The Toni Hagen Fellowship in the Social Sciences
Under this programme funded by the Toni Hagen Foundation, the Baha provides the opportunity to promising young researchers to work with a senior scholar for a whole year. The fellowship is awarded to one person annually and lasts for one year, inclusive of three months of fieldwork, if required. The Toni Hagen Foundation provides the funding for the fellowship and the Baha makes the arrangements to team up the fellow with a senior scholar apart from providing a work station at the Baha.
1. The 2010 Toni Hagen Fellowship has been awarded to Monika Timsina. She has been working with Hari Sharma to study the transformation of Nepali nationalism. Hari and Monika have been tracing how people have ‘imagined’ themselves over the course of civilisation and especially since the end of the colonial era, which was in part precipitated by a rising sense of ‘communities’, to the present Nepal where nationalism has undergone various transformation with different political regimes to ethnically conscious, conventional attitudes and people’s expectation of ‘new Nepal’.

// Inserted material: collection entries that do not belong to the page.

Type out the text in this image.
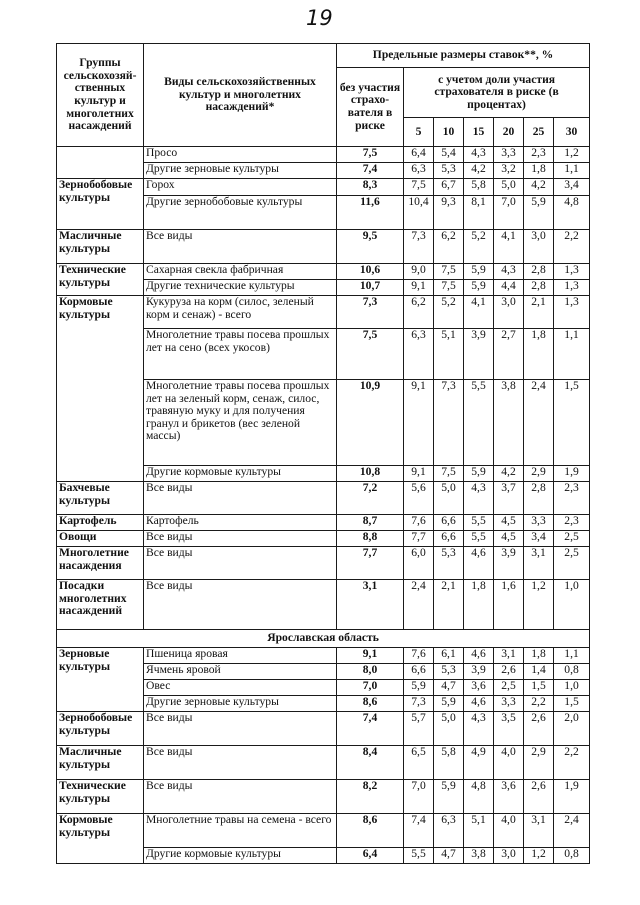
19
Группы сельскохозяй- ственных культур и многолетних насаждений	Виды сельскохозяйственных культур и многолетних насаждений*	Предельные размеры ставок**, %						
		без участия страхо- вателя в риске	с учетом доли участия страхователя в риске (в процентах)					
			5	10	15	20	25	30
	Просо	7,5	6,4	5,4	4,3	3,3	2,3	1,2
	Другие зерновые культуры	7,4	6,3	5,3	4,2	3,2	1,8	1,1
Зернобобовые культуры	Горох	8,3	7,5	6,7	5,8	5,0	4,2	3,4
	Другие зернобобовые культуры	11,6	10,4	9,3	8,1	7,0	5,9	4,8
Масличные культуры	Все виды	9,5	7,3	6,2	5,2	4,1	3,0	2,2
Технические культуры	Сахарная свекла фабричная	10,6	9,0	7,5	5,9	4,3	2,8	1,3
	Другие технические культуры	10,7	9,1	7,5	5,9	4,4	2,8	1,3
Кормовые культуры	Кукуруза на корм (силос, зеленый корм и сенаж) - всего	7,3	6,2	5,2	4,1	3,0	2,1	1,3
	Многолетние травы посева прошлых лет на сено (всех укосов)	7,5	6,3	5,1	3,9	2,7	1,8	1,1
	Многолетние травы посева прошлых лет на зеленый корм, сенаж, силос, травяную муку и для получения гранул и брикетов (вес зеленой массы)	10,9	9,1	7,3	5,5	3,8	2,4	1,5
	Другие кормовые культуры	10,8	9,1	7,5	5,9	4,2	2,9	1,9
Бахчевые культуры	Все виды	7,2	5,6	5,0	4,3	3,7	2,8	2,3
Картофель	Картофель	8,7	7,6	6,6	5,5	4,5	3,3	2,3
Овощи	Все виды	8,8	7,7	6,6	5,5	4,5	3,4	2,5
Многолетние насаждения	Все виды	7,7	6,0	5,3	4,6	3,9	3,1	2,5
Посадки многолетних насаждений	Все виды	3,1	2,4	2,1	1,8	1,6	1,2	1,0
Ярославская область								
Зерновые культуры	Пшеница яровая	9,1	7,6	6,1	4,6	3,1	1,8	1,1
	Ячмень яровой	8,0	6,6	5,3	3,9	2,6	1,4	0,8
	Овес	7,0	5,9	4,7	3,6	2,5	1,5	1,0
	Другие зерновые культуры	8,6	7,3	5,9	4,6	3,3	2,2	1,5
Зернобобовые культуры	Все виды	7,4	5,7	5,0	4,3	3,5	2,6	2,0
Масличные культуры	Все виды	8,4	6,5	5,8	4,9	4,0	2,9	2,2
Технические культуры	Все виды	8,2	7,0	5,9	4,8	3,6	2,6	1,9
Кормовые культуры	Многолетние травы на семена - всего	8,6	7,4	6,3	5,1	4,0	3,1	2,4
	Другие кормовые культуры	6,4	5,5	4,7	3,8	3,0	1,2	0,8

2. In 2009, the Toni Hagen Fellowship was awarded to Khem Raj Shreesh to work with Sudhindra Sharma of the Social Science Baha to examine Nepal’s fragile post-conflict transition and the role of donors in that transition. Sudhindra worked with Khem in reviewing the global literature on conflict and its relationship with poverty and its role in explaining Nepal’s conflict and possible post-conflict scenarios in view of the stagnating economy despite rise in remittances which has improved the living standards of the people but which also shows the vulnerability of the people and society to political instability and further potential for violence.
3. In 2008, the Toni Hagen Fellowship was awarded to Amar Bahadur BK to team up with Rajendra Pradhan of the Social Science Baha. Amar worked with Rajendra on the topic ‘The Making and Unmaking of Dalit Identity in Nepal’. He looked at how Dalit identity has been formed, transformed, and understood in Nepal. His argument was that despite the efforts of Dalit leaders to form a unified and positive Dalit identity, its understanding is multiple, situational, and dynamic, depending on caste, class, gender, age, region, situation, etc, and also that ordinary Dalits continue to suffer from the burden of this identity.